1059 sprach Papst Nikolaus II. in seinem Dekret »In nomine Domini« den Kardinälen das alleinige Recht zur Papstwahl zu. So wollte er die Einmischung von Laien begrenzen und für mehr Ordnung in dem Verfahren sorgen.
2. Konklave ohne Dach über dem Kopf
So einfach wie bei Fabian gestaltete sich die Wahl danach nie mehr. Immer wieder kam es zu Verzögerungen, weil sich die Kardinäle partout nicht auf einen Kandidaten einigten. Nach dem Tod von Papst Clemens IV. im Jahr 1268 etwa versammelte sich das Kardinalskollegium in Viterbo und kam zwei Jahre lang nicht vom Fleck. Bis die Behörden der nordwestlich von Rom gelegenen Stadt die Geduld verloren und die Kardinäle kurzerhand im Bischofspalast einschlossen, ihnen die Mahlzeiten kürzten und schließlich sogar das Dach des Gebäudes herunterrissen, um sie Wind und Wetter auszusetzen. Es dauerte dann noch einmal ein Jahr, bis sie 1271 endlich Gregor X. auf den Heiligen Stuhl hoben.
Gregor X. zog daraus die Lehre und verkündete 1274 auf dem 2. Konzil von Lyon in seiner päpstlichen Bulle »Ubi periculum« (lateinisch: »wo Gefahr ist«) zahlreiche Regeln zur Papstwahl. So sollten sich die Kardinäle während des Konklaves (von cum clave, lateinisch: »mit Schlüssel«) abgeschottet von der Außenwelt verständigen und in dieser Zeit keine Einkünfte erhalten. Das zeigte Wirkung: Seit 1316 dauerte kein Konklave länger als ein halbes Jahr.

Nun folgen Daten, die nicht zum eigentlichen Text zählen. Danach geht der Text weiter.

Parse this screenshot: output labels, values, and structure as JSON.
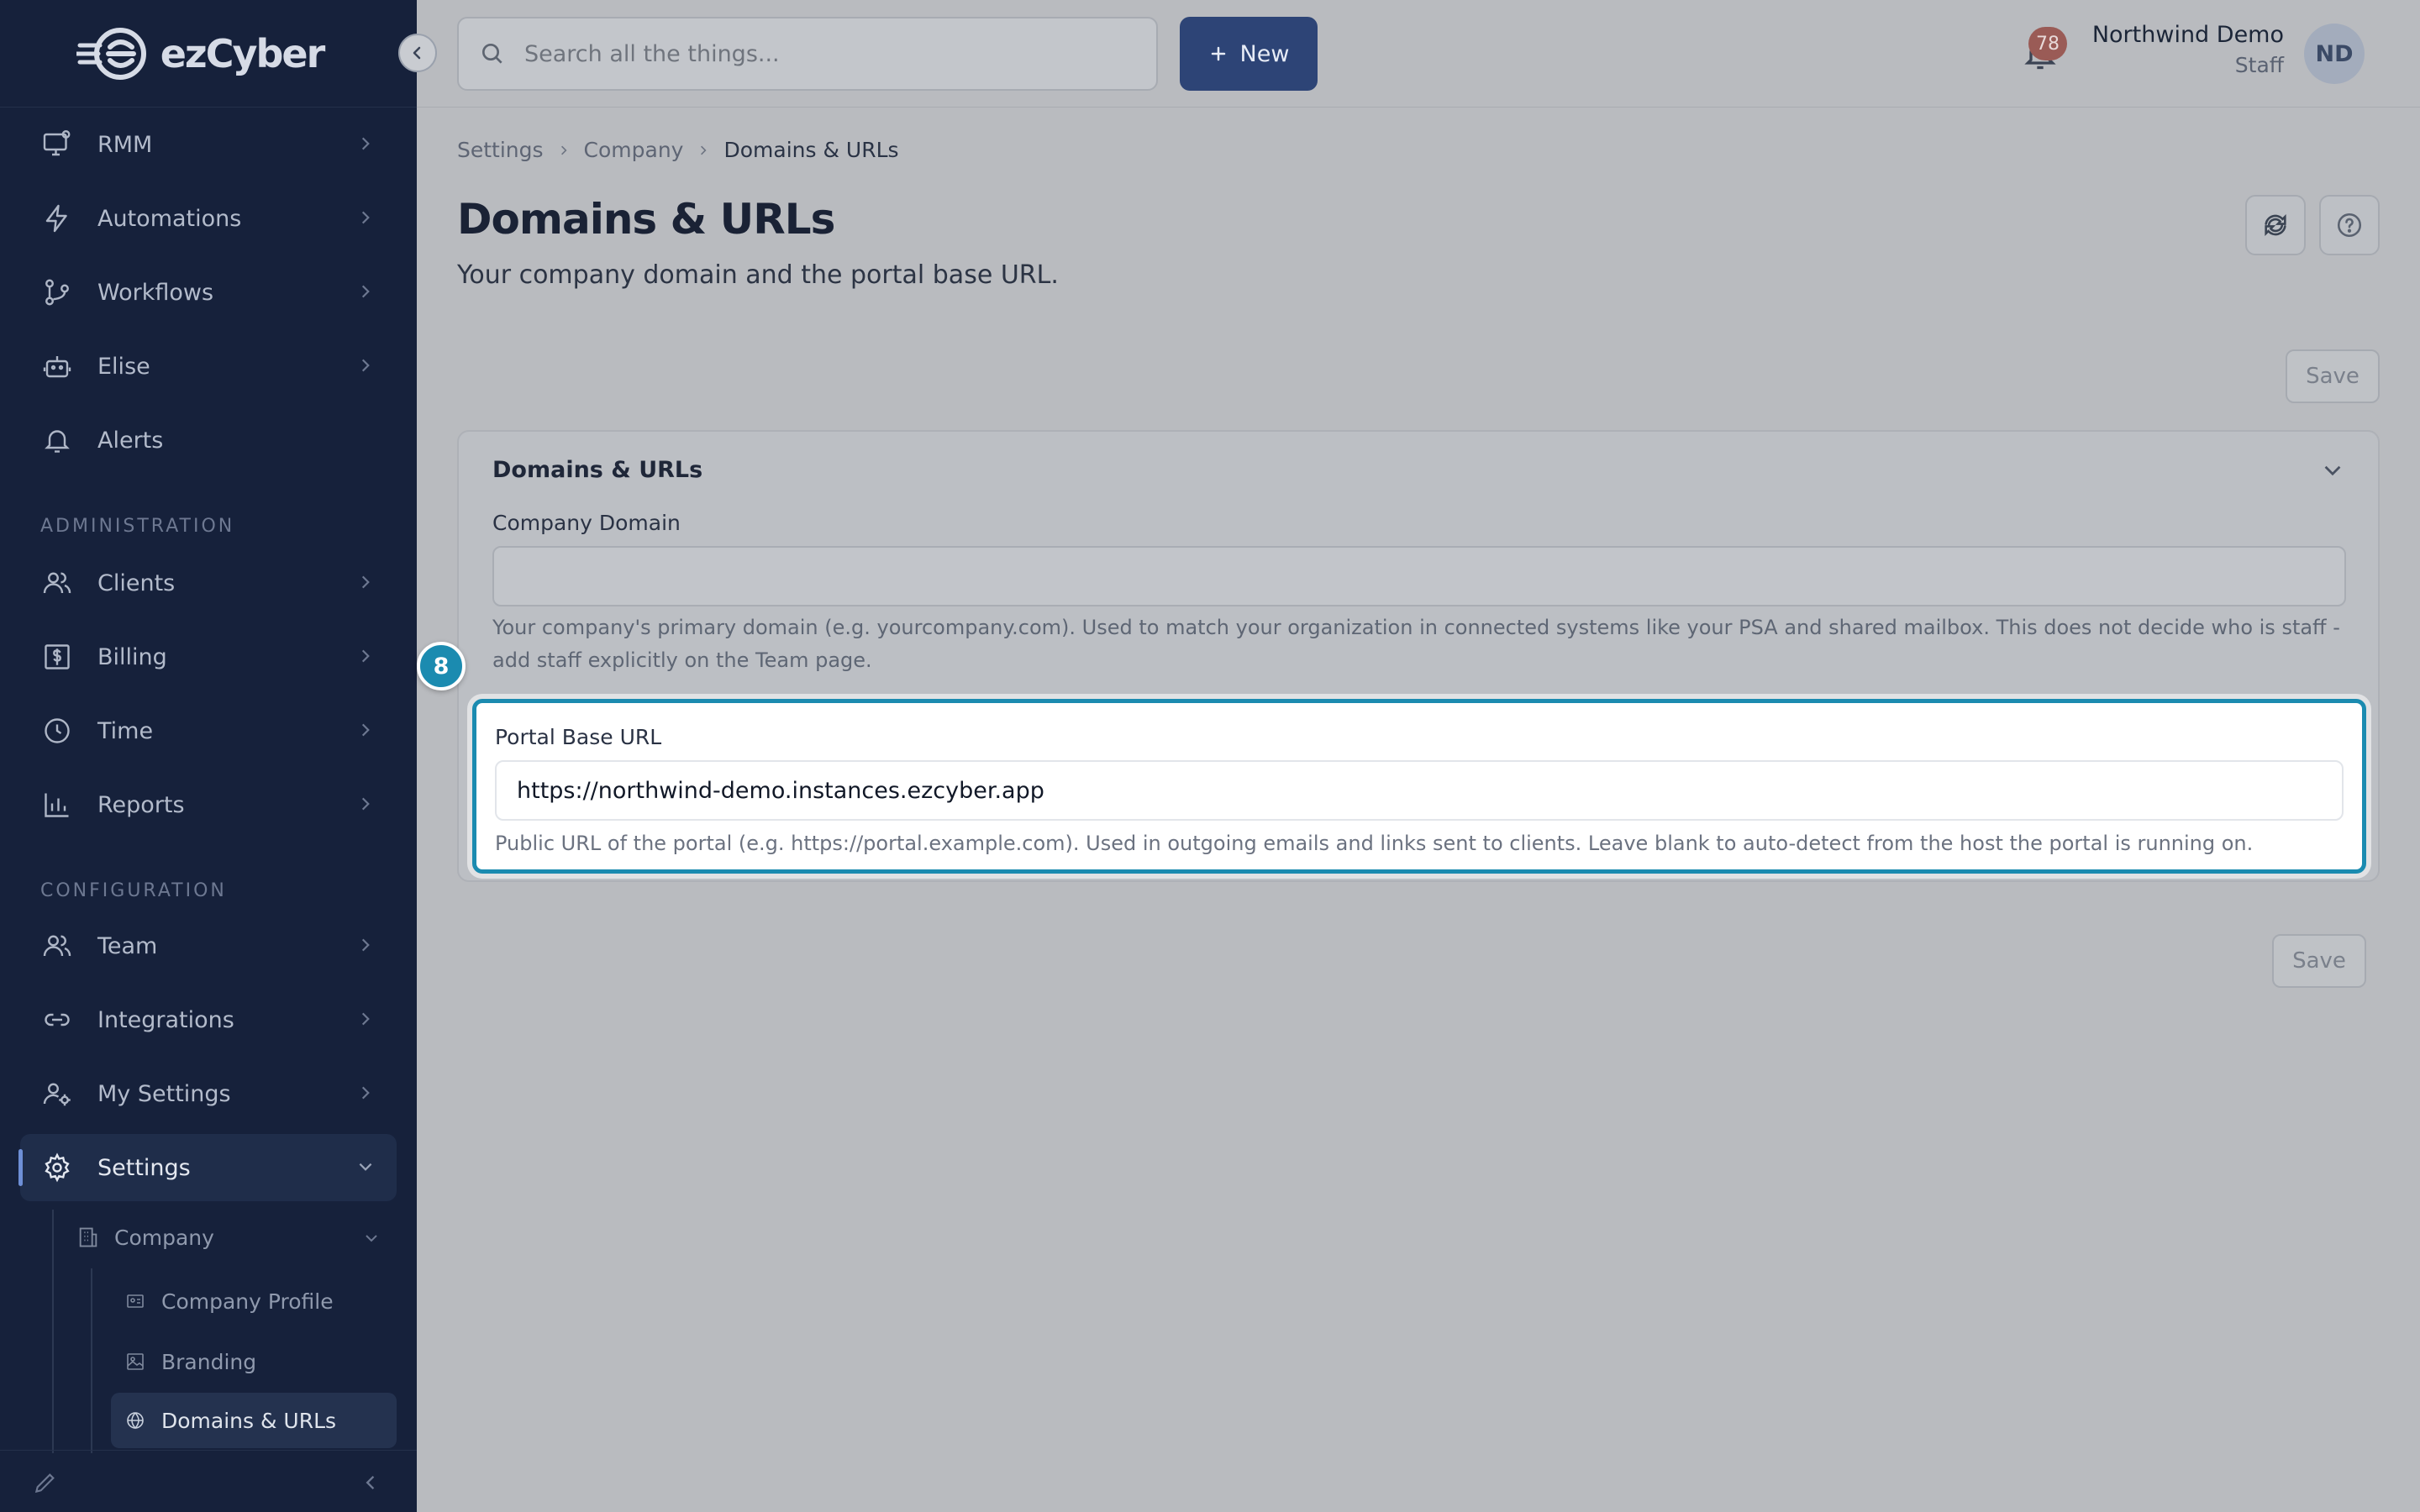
{
  "brand": {
    "name": "ezCyber"
  },
  "sidebar": {
    "items": [
      {
        "label": "RMM"
      },
      {
        "label": "Automations"
      },
      {
        "label": "Workflows"
      },
      {
        "label": "Elise"
      },
      {
        "label": "Alerts"
      }
    ],
    "sections": [
      {
        "title": "ADMINISTRATION",
        "items": [
          {
            "label": "Clients"
          },
          {
            "label": "Billing"
          },
          {
            "label": "Time"
          },
          {
            "label": "Reports"
          }
        ]
      },
      {
        "title": "CONFIGURATION",
        "items": [
          {
            "label": "Team"
          },
          {
            "label": "Integrations"
          },
          {
            "label": "My Settings"
          },
          {
            "label": "Settings"
          }
        ]
      }
    ],
    "settings_sub": {
      "group_label": "Company",
      "items": [
        {
          "label": "Company Profile"
        },
        {
          "label": "Branding"
        },
        {
          "label": "Domains & URLs"
        }
      ]
    }
  },
  "topbar": {
    "search_placeholder": "Search all the things...",
    "new_label": "New",
    "notification_count": "78",
    "user_name": "Northwind Demo",
    "user_role": "Staff",
    "avatar_initials": "ND"
  },
  "breadcrumb": [
    "Settings",
    "Company",
    "Domains & URLs"
  ],
  "page": {
    "title": "Domains & URLs",
    "subtitle": "Your company domain and the portal base URL.",
    "save_label": "Save"
  },
  "card": {
    "title": "Domains & URLs",
    "company_domain": {
      "label": "Company Domain",
      "value": "",
      "help": "Your company's primary domain (e.g. yourcompany.com). Used to match your organization in connected systems like your PSA and shared mailbox. This does not decide who is staff - add staff explicitly on the Team page."
    },
    "portal_base_url": {
      "label": "Portal Base URL",
      "value": "https://northwind-demo.instances.ezcyber.app",
      "help": "Public URL of the portal (e.g. https://portal.example.com). Used in outgoing emails and links sent to clients. Leave blank to auto-detect from the host the portal is running on."
    }
  },
  "tour": {
    "step": "8"
  },
  "colors": {
    "accent": "#2d4476",
    "highlight": "#1b8bb0",
    "sidebar_bg": "#16213b"
  }
}
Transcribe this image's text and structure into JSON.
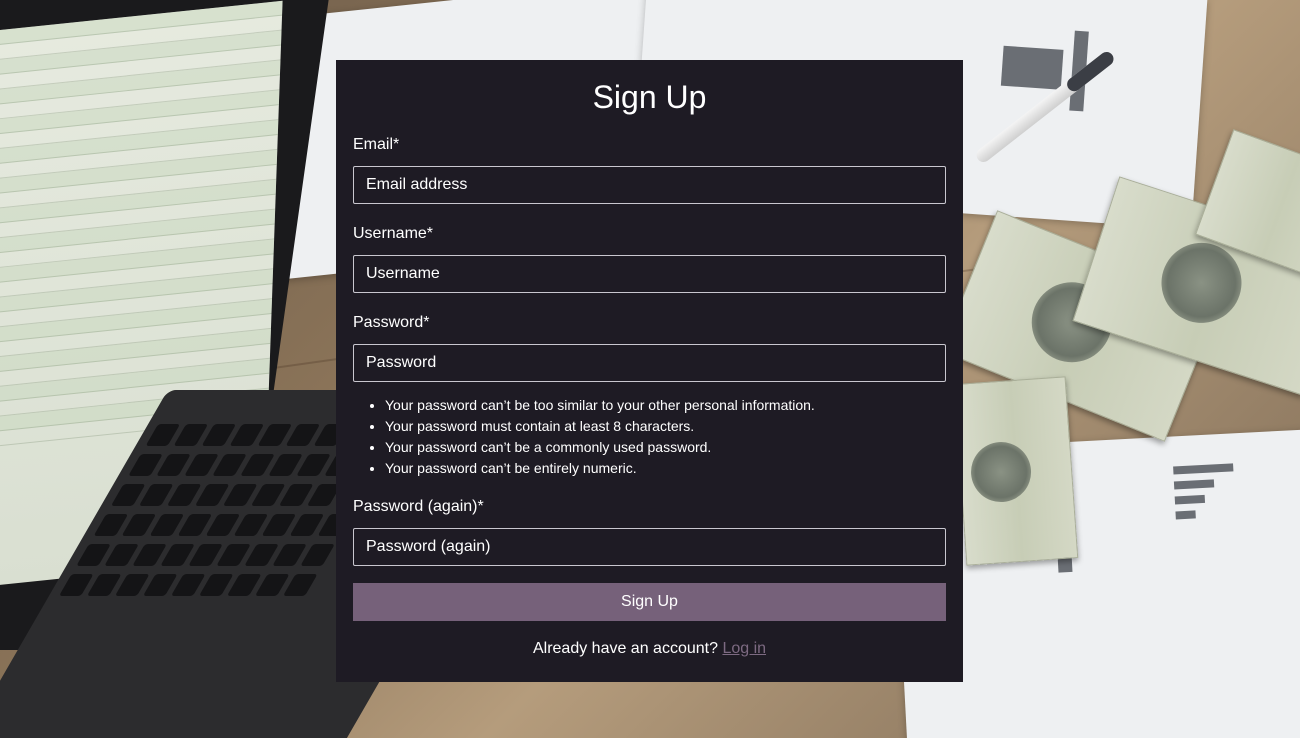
{
  "form": {
    "title": "Sign Up",
    "email": {
      "label": "Email*",
      "placeholder": "Email address",
      "value": ""
    },
    "username": {
      "label": "Username*",
      "placeholder": "Username",
      "value": ""
    },
    "password": {
      "label": "Password*",
      "placeholder": "Password",
      "value": "",
      "help": [
        "Your password can’t be too similar to your other personal information.",
        "Your password must contain at least 8 characters.",
        "Your password can’t be a commonly used password.",
        "Your password can’t be entirely numeric."
      ]
    },
    "password_again": {
      "label": "Password (again)*",
      "placeholder": "Password (again)",
      "value": ""
    },
    "submit_label": "Sign Up",
    "footer_text": "Already have an account?",
    "login_link": "Log in"
  },
  "colors": {
    "card_background": "#1e1b24",
    "button_background": "#76617a",
    "link_color": "#7d6a82",
    "text": "#ffffff"
  },
  "background": {
    "description_icons": [
      "laptop-icon",
      "money-icon",
      "pen-icon",
      "paper-icon"
    ]
  }
}
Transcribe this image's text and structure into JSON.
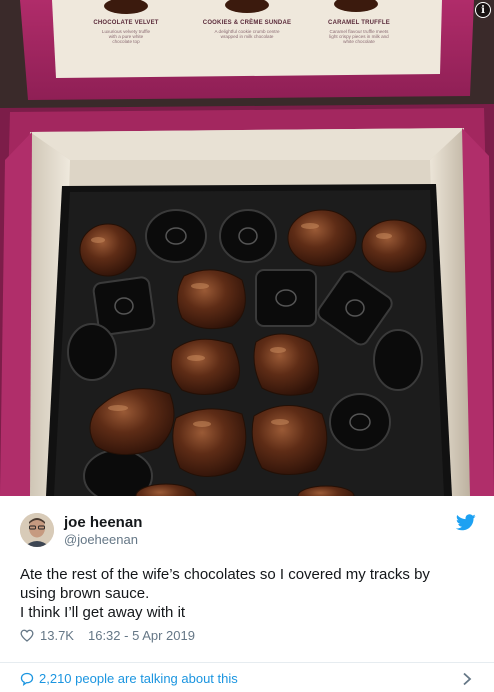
{
  "photo": {
    "cards": [
      {
        "title": "CHOCOLATE VELVET",
        "desc": [
          "Luxurious velvety truffle",
          "with a pure white",
          "chocolate top"
        ]
      },
      {
        "title": "COOKIES & CRÈME SUNDAE",
        "desc": [
          "A delightful cookie crumb centre",
          "wrapped in milk chocolate"
        ]
      },
      {
        "title": "CARAMEL TRUFFLE",
        "desc": [
          "Caramel flavour truffle meets",
          "light crispy pieces in milk and",
          "white chocolate"
        ]
      }
    ],
    "info_icon_glyph": "i"
  },
  "tweet": {
    "display_name": "joe heenan",
    "handle": "@joeheenan",
    "text_lines": [
      "Ate the rest of the wife’s chocolates so I covered my tracks by",
      "using brown sauce.",
      "I think I’ll get away with it"
    ],
    "likes": "13.7K",
    "timestamp": "16:32 - 5 Apr 2019",
    "talking": "2,210 people are talking about this",
    "icons": {
      "brand": "twitter-bird-icon",
      "like": "heart-icon",
      "reply": "speech-bubble-icon",
      "more": "chevron-right-icon"
    },
    "colors": {
      "link": "#1b95e0",
      "secondary": "#657786",
      "brand": "#1da1f2"
    }
  }
}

Kontakte zur Außenwelt waren und sind bis heute nicht erlaubt. So wurden die Kardinäle, die 1958 Johannes XXIII. wählten, noch buchstäblich eingemauert und mussten in der engen Sixtinischen Kapelle auf schlichten Schlafkojen nächtigen. Unter derlei Umständen ging es nicht immer friedlich zu. Im Konklave 1605 etwa erhitzten sich die Gemüter in den Lagern zweier Kandidaten derart, dass einer der Kardinäle mehrere Knochenbrüche erlitt. »Es ist der einzige bekannte Fall einer schweren Verletzung«, schreibt der Historiker Frederic Baumgartner von der Virginia Polytechnic Institute and State University.
Nach dem Konklave sind die Kardinäle, aber auch Nonnen, Reinigungskräfte, Köche und so weiter an das absolute Schweigegebot gebunden. Wo vorher nichts nach innen dringen sollte, soll nun nichts mehr nach außen gelangen.
3. Zweidrittelmehrheit – ohne Wahlkampf
Damit ein neuer Pontifex maximus (lateinisch: »oberster Brückenbauer«) mit möglichst viel Rückenwind ins Amt starten kann, beschloss die Versammlung des 3. Laterankonzils von 1179 die Zweidrittelmehrheit für die Papstwahl. Diese Regel sollte die Einheit der Kirche sicherstellen, insbesondere in Zeiten von Glaubensspaltungen (Schismen) und politischer Instabilität. Zuvor hatten einfache Mehrheiten mitunter zu erheblichen internen Spannungen geführt.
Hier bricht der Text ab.